2nd and 6th Oklahoma Secretary of the Environment
- In office January 14, 2011 – June 30, 2014
- Governor: Mary Fallin
- Preceded by: J.D. Strong
- Succeeded by: Post Abolished
- In office January, 1995 – January, 1997
- Preceded by: Patty Eaton
- Succeeded by: Brian C. Griffin

Executive Director of the Oklahoma Water Resources Board
- In office January, 1995 – January 1997
- Governor: Frank Keating
- Succeeded by: Duane Smith

1st Oklahoma Secretary of Agriculture
- In office 1989–1995
- Governor: David Walters
- Preceded by: Post Created
- Succeeded by: Dennis Howard

Oklahoma Commissioner of Agriculture
- In office 1985–1995
- Governor: David Walters
- Succeeded by: Dennis Howard

Oklahoma state representative
- In office 1981–1989

Personal details
- Party: Democratic
- Occupation: Politician

= Gary Sherrer (Oklahoma politician) =

American politician

Gary Sherrer is an American Democratic politician from Oklahoma. Sherrer served two terms as Oklahoma Secretary of the Environment under Republican governors Frank Keating (1995-1997) and Mary Fallin (2011-2013). Sherrer also served as Oklahoma Secretary of Agriculture under Democratic governor David Walters from 1989 to 1995.

==Early life==
Sherrer is a graduate of Southeastern Oklahoma State University. He was a Democratic member of the Oklahoma House of Representatives from 1981 to 1989. After leaving the legislature, Sherrer served as director of legislative and regulatory affairs for the Oklahoma Farmers Union and then worked for the Oklahoma Association of Electric Cooperatives.

==Cabinet secretary==

===Walters administration===
Governor David Walters appointed Sherrer to serve as the State's first Oklahoma Secretary of Agriculture. Walters also appointed him to concurrently as the Commissioner of the Oklahoma Department of Agriculture. He served in both of those positions from 1991 until the end of Walter's term in 1995.

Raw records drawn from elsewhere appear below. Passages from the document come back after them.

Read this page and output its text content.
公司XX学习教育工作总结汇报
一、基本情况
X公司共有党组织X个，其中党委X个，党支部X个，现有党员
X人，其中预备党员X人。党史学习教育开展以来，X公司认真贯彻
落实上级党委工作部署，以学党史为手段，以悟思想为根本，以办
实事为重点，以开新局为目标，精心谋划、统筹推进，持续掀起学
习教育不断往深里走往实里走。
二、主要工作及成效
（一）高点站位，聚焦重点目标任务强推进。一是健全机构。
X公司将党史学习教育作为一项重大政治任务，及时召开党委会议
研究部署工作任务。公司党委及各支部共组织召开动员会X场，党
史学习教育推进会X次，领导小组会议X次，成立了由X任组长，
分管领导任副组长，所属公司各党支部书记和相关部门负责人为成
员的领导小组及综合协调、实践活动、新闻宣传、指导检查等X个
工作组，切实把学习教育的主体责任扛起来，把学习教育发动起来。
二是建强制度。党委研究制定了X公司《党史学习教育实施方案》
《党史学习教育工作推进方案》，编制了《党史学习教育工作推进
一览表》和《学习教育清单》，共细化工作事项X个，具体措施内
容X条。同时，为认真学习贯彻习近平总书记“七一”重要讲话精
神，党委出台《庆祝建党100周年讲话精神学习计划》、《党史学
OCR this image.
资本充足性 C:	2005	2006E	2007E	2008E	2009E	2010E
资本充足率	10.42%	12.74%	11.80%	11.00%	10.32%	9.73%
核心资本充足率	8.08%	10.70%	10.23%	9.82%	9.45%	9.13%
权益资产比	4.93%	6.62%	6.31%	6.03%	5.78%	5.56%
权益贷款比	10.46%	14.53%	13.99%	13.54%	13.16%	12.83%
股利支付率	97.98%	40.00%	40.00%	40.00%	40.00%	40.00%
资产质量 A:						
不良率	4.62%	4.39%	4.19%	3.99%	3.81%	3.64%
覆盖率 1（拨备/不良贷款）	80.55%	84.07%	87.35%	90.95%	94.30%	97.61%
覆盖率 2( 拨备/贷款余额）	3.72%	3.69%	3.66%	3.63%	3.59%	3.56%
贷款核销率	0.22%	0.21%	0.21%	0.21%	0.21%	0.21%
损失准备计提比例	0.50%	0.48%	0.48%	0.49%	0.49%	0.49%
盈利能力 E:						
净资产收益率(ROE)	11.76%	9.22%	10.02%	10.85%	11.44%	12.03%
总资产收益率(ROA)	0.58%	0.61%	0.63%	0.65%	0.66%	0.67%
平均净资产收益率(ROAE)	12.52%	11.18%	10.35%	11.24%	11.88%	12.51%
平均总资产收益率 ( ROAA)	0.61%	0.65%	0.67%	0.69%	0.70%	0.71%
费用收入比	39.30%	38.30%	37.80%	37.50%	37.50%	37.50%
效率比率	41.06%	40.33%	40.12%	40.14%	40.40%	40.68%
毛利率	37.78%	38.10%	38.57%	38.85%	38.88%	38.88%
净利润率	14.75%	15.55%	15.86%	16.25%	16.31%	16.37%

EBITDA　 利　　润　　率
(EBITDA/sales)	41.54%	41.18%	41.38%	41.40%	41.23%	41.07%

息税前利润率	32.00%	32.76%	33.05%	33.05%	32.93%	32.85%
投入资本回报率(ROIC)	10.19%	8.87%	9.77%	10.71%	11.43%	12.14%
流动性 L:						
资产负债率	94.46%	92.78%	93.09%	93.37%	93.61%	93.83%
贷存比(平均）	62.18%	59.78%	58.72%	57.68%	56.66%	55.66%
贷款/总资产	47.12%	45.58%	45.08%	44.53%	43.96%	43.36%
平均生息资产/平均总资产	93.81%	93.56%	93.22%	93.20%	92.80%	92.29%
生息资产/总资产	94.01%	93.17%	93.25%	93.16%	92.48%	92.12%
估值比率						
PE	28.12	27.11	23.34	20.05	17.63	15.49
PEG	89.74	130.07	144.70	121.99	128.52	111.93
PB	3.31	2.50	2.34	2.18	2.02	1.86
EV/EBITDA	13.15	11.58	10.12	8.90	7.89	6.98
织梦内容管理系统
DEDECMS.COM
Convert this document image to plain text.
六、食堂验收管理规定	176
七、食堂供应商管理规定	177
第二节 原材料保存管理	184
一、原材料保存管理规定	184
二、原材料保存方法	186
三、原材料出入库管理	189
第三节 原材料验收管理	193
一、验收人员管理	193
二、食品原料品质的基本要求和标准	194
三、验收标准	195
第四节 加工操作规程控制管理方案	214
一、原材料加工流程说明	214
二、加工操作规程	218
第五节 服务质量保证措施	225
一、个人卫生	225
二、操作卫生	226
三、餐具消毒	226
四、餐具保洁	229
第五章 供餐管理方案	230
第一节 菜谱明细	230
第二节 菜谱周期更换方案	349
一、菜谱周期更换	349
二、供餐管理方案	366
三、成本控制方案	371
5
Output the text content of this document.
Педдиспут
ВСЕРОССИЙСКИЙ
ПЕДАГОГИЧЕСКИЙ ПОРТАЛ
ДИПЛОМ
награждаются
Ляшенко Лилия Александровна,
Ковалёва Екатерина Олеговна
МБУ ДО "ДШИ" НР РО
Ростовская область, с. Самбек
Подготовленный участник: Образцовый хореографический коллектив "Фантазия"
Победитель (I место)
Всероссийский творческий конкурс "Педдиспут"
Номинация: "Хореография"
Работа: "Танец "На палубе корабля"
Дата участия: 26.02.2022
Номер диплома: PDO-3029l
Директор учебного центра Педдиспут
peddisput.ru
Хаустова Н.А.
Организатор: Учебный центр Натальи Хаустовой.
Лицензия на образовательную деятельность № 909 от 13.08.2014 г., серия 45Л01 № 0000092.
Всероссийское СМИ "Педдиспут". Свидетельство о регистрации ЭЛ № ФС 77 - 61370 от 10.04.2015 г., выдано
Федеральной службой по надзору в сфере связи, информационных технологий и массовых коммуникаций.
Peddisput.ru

===Keating administration===
In 1995, Walters choose not to seek re-election as governor. Frank Keating was elected to succeed him in that position. Keating asked Sherrer to stay on in his Administration. However, instead of Agriculture Secretary, Keating appoint Sherrer to serve as his Oklahoma Secretary of the Environment. In addition to his services as Secretary, the Oklahoma Water Resources Board appointed him to serve as their Executive Director.

Sherrer served in both of those positions until he resigned to return to the private sector in 1997. Governor Keating appointed Brian C. Griffin to succeed Sherrer as Secretary.

===Fallin administration===
Following the election of Republican Mary Fallin as governor in 2010, Fallin appointed Sherrer to her Taskforce on Economic Development to advise her on matter related to the economy. He served in that position from the entire transition process between Fallin's election in November 2010 and her inauguration in January 2011. On January 14, 2011, Governor Fallin announced that she had selected Sherrer to serve as her Oklahoma Secretary of the Environment in her Cabinet.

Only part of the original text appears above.